Last week, the Mail reported Brand had a £15m fortune, and the newspaper raised questions over the tax affairs of a firm, Mayfair Film Partnership Limited, which the paper says has been linked to one of Brand's films. There is no suggestion of illegality.

Brand said he greatly admired the work of UK Uncut, Occupy and Anonymous, and said he encouraged those activists to boycott the brand.

The comedian insisted at the event that he did not have an army of accountants to help him use legal loopholes to avoid tax.

"You have got to pay all your taxes, because it is really bad otherwise," he said, bluntly. "I don't trust one second what they do [with] it. I'm not too happy that I'm paying for our government to plod round the world, bombing brown people.

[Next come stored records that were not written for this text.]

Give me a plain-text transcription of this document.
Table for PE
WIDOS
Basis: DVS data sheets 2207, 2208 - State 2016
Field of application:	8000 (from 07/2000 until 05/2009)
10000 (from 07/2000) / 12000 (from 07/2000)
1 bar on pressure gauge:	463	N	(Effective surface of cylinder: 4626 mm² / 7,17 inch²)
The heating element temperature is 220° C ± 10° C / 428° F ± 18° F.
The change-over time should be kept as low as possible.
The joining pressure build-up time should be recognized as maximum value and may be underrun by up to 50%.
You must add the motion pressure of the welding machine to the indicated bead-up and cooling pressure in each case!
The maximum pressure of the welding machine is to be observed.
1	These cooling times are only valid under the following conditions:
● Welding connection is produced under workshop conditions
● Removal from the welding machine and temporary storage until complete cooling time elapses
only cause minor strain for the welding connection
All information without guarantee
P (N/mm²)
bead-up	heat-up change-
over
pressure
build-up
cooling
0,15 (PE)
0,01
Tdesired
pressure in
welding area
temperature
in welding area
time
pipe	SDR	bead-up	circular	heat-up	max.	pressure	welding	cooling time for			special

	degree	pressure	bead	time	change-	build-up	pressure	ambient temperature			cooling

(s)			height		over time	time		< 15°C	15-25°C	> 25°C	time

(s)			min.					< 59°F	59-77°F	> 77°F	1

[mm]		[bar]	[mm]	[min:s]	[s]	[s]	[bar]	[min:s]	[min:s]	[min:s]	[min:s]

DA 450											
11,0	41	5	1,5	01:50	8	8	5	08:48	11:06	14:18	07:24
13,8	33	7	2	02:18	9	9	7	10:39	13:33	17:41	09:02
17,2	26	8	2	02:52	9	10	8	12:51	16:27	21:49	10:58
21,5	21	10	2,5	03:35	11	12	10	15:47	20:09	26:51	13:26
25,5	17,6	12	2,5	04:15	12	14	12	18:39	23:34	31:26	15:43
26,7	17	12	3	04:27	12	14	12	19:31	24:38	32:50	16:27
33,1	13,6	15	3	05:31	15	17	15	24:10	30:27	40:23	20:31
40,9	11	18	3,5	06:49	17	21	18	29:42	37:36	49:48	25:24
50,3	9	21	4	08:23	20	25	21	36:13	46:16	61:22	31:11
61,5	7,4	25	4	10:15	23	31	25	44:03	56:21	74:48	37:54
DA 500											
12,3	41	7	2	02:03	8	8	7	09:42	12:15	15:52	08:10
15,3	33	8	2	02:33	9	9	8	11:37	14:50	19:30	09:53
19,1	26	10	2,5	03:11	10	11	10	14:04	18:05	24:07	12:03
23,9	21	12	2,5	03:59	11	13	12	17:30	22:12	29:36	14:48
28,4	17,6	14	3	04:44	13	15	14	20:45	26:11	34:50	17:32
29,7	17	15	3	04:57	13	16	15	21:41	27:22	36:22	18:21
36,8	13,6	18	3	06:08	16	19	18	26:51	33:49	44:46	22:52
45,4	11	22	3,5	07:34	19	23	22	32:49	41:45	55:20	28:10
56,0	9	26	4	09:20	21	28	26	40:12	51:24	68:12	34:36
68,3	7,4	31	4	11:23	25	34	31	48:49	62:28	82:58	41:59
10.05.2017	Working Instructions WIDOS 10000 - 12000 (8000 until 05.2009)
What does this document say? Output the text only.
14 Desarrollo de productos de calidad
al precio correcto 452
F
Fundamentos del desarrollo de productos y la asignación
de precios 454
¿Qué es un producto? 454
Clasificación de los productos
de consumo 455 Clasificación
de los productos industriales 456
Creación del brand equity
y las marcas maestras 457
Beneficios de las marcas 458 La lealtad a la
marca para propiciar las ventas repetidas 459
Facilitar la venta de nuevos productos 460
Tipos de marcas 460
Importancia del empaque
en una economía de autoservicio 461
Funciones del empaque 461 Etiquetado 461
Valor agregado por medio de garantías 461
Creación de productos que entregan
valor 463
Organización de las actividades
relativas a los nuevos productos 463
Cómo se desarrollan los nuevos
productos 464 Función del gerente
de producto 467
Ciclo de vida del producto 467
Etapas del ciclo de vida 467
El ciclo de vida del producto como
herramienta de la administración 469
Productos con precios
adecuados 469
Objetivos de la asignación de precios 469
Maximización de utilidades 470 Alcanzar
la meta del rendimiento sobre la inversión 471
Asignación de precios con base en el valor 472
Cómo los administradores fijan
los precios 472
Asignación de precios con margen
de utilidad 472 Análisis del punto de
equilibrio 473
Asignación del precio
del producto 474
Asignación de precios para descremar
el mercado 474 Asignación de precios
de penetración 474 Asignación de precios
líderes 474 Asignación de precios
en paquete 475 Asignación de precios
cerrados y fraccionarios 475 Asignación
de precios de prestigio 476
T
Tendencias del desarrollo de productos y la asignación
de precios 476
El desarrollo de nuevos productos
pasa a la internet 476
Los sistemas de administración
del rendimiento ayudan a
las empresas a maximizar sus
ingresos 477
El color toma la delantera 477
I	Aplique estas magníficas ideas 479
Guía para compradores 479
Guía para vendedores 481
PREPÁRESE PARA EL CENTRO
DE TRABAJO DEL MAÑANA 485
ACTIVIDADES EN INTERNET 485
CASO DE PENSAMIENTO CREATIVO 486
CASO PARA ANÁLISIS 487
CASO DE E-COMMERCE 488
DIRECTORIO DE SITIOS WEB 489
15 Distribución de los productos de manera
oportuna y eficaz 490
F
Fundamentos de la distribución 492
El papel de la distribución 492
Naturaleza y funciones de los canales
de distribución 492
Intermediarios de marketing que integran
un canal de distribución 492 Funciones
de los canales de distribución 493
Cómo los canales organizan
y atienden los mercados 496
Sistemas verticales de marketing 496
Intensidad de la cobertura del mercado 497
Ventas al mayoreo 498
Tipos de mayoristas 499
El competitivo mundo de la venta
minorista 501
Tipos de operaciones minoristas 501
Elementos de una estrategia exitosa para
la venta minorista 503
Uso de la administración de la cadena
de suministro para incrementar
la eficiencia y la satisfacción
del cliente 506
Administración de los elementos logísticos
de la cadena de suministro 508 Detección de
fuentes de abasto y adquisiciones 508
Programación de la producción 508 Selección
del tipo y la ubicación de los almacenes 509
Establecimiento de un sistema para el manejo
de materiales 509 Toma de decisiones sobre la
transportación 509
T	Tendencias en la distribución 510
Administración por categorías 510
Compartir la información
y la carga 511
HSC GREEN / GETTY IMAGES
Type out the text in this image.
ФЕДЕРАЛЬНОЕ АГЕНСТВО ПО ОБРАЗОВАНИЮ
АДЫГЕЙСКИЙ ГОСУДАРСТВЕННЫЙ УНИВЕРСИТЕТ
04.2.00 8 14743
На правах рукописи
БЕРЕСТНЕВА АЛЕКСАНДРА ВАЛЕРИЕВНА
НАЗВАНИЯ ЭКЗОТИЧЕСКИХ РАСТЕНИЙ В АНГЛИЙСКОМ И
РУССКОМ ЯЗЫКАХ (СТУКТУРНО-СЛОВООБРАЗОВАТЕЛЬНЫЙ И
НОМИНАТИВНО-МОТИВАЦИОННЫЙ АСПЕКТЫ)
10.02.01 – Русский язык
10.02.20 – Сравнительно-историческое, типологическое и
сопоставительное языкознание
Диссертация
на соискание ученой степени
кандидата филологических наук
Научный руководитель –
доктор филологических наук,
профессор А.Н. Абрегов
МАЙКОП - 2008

"But some of it, by default, must go to the NHS. My mum got cancer three times, she was saved by the NHS, I was born in an NHS hospital. I went to state schools. So yeah, I pay my taxes. But I do feel a little like I am in system which I don't agree with, creating more terrorists with drones, winding people up all round the world, when I feel like I have more in common with the people they are bombing than the people we are bombing them for."

Brand admitted he had not always felt so strongly about the ethics of those he chooses to associate with. "I have been part of the charade. I am awake now.

"I have been in. I have been invited to the parties. I've been inside now, I've seen the other side of the looking glass. And it's not good. I still feel empty inside. The things you've been offered can't fill what we are looking for.

"When I was poor, and complained about shit, people said 'Oh, it's because you're bitter'. Now I've got a few quid and complain about shit, I'm a hypocrite. Really what they want is no-one saying anything. People in power want us to be talking about Justin Bieber. They don't want us talking about fracking, they want us talking about twerking."

Asked at the end of the event to describe the biggest regret of his career, Brand quipped: "I do regret going to that Philip Green party".

HuffPost UK has asked Arcadia to comment on Brand's statements.